If you, like me, worked retail decades ago, you wouldn't recognize it now. We were never treated well, but at least we weren't treated like they are now -- "on call" like medical residents, but with too few hours for benefits, and wages sinking about as low as they can go.
As a plaintiff's employment attorney, I've spent some time trying to think through how some of what I see vicariously through the experiences of my daughter and her friends might be illegal. Right now, I'm vacillating between seeing it as a problem for lawyers and a problem for union organizers. (My guess is that it's probably both.)
CBS Moneywatch reporter Alain Sherter, elsewhere described in previous posts of mine as my homeboy, has written a beautiful and well-researched article on the topic. I can't recommend it to you highly enough. Some quotes below the storm cloud.
I'll just give you the intro:
Latoya Simpson did everything right -- and paid the price.
The 22-year-old was studying radiology at New York City College of Technology last year and making $13.50 an hour as a full-time cashier at Juicy Couture in the women's apparel maker's Fifth Avenue store in midtown Manhattan. Then she said the company gave her a choice: Either make herself available to work more, which would require her to quit school, or go part-time, resulting in a big drop in pay. It wasn't that store managers wanted her to work more hours -- they just wanted her to be around in case they needed her.
Unable to make ends meet on a part-timer's income, she reluctantly set aside her studies. "I felt that was unfair because when they promoted me to full-time they said it was fine for me to go to school," she said. "Then they gave me an ultimatum about dropping out of school or opening up my schedule. I had bills and rent to pay, so I kept the full-time position and stopped going to school."

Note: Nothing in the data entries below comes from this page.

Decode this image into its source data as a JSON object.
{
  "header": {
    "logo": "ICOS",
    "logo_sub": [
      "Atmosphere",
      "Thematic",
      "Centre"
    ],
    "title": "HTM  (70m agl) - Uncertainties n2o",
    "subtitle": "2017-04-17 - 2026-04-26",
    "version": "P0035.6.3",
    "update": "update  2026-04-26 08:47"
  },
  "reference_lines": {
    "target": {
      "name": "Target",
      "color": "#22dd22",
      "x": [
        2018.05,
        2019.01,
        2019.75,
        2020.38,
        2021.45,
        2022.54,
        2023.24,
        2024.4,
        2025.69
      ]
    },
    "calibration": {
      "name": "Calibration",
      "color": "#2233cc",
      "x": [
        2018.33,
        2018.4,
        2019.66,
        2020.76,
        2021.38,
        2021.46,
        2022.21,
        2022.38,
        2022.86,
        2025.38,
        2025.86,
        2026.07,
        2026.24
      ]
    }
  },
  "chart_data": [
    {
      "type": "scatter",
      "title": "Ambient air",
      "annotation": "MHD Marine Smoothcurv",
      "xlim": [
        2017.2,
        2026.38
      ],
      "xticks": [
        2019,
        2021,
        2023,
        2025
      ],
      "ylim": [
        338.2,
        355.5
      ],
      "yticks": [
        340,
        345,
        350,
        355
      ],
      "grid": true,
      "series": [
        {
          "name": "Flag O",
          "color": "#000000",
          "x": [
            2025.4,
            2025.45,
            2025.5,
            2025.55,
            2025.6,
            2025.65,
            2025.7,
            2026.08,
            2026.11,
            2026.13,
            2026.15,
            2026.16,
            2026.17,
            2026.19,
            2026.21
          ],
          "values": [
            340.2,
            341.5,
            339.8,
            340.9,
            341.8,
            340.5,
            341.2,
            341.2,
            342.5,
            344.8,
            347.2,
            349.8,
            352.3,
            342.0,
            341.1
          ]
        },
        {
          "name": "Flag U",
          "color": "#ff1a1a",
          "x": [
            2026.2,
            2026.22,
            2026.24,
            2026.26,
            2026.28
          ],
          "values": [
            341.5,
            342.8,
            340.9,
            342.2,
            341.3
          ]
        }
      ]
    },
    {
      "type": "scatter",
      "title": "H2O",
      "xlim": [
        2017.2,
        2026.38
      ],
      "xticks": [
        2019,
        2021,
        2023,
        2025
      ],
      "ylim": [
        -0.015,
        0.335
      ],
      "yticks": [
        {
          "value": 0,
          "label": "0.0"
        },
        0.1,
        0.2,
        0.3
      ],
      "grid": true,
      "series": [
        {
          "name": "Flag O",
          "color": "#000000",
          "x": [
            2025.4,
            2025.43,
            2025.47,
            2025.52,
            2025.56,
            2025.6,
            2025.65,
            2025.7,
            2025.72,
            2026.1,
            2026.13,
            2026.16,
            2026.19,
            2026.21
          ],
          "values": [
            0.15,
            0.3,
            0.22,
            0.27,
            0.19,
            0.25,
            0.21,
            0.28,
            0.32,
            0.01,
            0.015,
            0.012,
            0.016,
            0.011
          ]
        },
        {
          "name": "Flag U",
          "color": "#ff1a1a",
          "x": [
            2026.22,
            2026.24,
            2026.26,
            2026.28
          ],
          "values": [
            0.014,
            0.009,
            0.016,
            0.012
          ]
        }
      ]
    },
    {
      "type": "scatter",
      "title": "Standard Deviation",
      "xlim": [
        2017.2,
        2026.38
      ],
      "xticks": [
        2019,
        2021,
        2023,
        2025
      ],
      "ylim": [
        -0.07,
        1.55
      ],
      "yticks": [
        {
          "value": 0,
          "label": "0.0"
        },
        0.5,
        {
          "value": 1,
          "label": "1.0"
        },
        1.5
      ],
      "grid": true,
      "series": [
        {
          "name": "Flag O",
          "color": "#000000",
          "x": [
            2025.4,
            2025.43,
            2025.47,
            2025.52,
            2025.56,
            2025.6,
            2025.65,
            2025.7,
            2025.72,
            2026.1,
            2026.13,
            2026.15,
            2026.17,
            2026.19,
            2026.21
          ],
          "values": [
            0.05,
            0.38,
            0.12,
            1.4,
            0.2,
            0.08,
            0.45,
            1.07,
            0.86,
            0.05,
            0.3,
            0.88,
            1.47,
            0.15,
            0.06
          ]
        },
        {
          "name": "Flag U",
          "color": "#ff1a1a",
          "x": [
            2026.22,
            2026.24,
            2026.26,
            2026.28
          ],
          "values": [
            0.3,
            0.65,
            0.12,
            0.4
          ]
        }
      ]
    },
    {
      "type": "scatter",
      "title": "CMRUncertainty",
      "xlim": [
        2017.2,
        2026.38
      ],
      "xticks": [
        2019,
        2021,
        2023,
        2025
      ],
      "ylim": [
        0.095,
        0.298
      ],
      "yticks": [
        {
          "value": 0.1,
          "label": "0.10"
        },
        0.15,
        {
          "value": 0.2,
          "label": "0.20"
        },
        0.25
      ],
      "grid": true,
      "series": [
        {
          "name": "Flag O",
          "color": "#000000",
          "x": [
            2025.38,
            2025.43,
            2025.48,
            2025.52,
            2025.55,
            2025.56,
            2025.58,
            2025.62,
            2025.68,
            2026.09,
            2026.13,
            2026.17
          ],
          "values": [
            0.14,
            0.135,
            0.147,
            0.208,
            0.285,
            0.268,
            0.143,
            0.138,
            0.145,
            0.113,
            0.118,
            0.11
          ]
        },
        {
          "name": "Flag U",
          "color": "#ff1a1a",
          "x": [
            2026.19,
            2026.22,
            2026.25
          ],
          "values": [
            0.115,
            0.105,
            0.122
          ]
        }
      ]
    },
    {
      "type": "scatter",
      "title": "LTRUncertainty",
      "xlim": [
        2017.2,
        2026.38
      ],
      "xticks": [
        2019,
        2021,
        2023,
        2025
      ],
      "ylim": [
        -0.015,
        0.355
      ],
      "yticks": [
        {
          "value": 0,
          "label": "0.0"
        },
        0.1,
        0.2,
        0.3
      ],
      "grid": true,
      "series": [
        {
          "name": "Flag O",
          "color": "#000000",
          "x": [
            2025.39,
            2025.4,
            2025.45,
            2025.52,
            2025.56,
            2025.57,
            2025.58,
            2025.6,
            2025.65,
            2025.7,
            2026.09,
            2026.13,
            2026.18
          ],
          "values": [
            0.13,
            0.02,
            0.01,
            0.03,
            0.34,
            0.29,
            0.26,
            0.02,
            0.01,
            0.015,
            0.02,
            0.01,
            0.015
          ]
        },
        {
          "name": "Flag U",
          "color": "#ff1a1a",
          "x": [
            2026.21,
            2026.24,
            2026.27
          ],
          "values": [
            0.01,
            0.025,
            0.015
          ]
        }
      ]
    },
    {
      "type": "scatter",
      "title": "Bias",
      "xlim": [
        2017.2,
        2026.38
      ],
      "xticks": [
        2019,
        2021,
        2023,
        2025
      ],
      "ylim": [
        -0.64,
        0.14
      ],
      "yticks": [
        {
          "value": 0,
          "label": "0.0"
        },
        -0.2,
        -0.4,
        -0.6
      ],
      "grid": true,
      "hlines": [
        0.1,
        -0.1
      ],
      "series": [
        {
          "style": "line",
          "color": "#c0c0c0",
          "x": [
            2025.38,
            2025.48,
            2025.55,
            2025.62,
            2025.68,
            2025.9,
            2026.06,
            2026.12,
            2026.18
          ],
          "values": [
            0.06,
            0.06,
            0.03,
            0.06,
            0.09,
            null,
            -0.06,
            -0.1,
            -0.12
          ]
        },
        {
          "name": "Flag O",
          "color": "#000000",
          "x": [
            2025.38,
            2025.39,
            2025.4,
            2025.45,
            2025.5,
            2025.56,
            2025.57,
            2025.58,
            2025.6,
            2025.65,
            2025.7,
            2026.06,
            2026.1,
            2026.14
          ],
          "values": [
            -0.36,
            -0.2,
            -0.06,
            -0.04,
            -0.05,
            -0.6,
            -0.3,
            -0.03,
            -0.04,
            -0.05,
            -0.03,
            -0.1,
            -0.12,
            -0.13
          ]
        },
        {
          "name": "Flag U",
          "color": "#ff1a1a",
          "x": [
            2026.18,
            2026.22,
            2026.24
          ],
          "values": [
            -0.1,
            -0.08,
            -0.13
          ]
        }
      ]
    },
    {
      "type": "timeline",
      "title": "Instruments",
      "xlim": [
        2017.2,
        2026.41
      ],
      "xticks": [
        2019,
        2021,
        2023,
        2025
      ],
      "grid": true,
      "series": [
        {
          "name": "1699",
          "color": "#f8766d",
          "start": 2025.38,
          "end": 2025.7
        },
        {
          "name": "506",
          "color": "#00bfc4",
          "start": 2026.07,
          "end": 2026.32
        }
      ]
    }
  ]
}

In March, only a few months after leaving school and after nearly four years at Juicy, she was fired for violating the company's lateness policy.
My daughter, a full-time college student, is leaving retail because while she wants a part-time job, she also wants one where she won't be pushed to miss class, has a reasonably dependable schedule around which she can organize her non-academic life. She also finds that not a lot of her colleagues in retail are in college anymore. It looks like they want their workers to choose. This leads, of course, to a more stratified society -- and that's not OK.
2:01 PM PT: I'm spurred by a couple of the comments below to add something I'd forgotten to include: remember all those stories about people getting by financially by working two or three part-time jobs? Well, even if you aren't in school, how can you work multiple part-time jobs to get by if they all have you "on call"?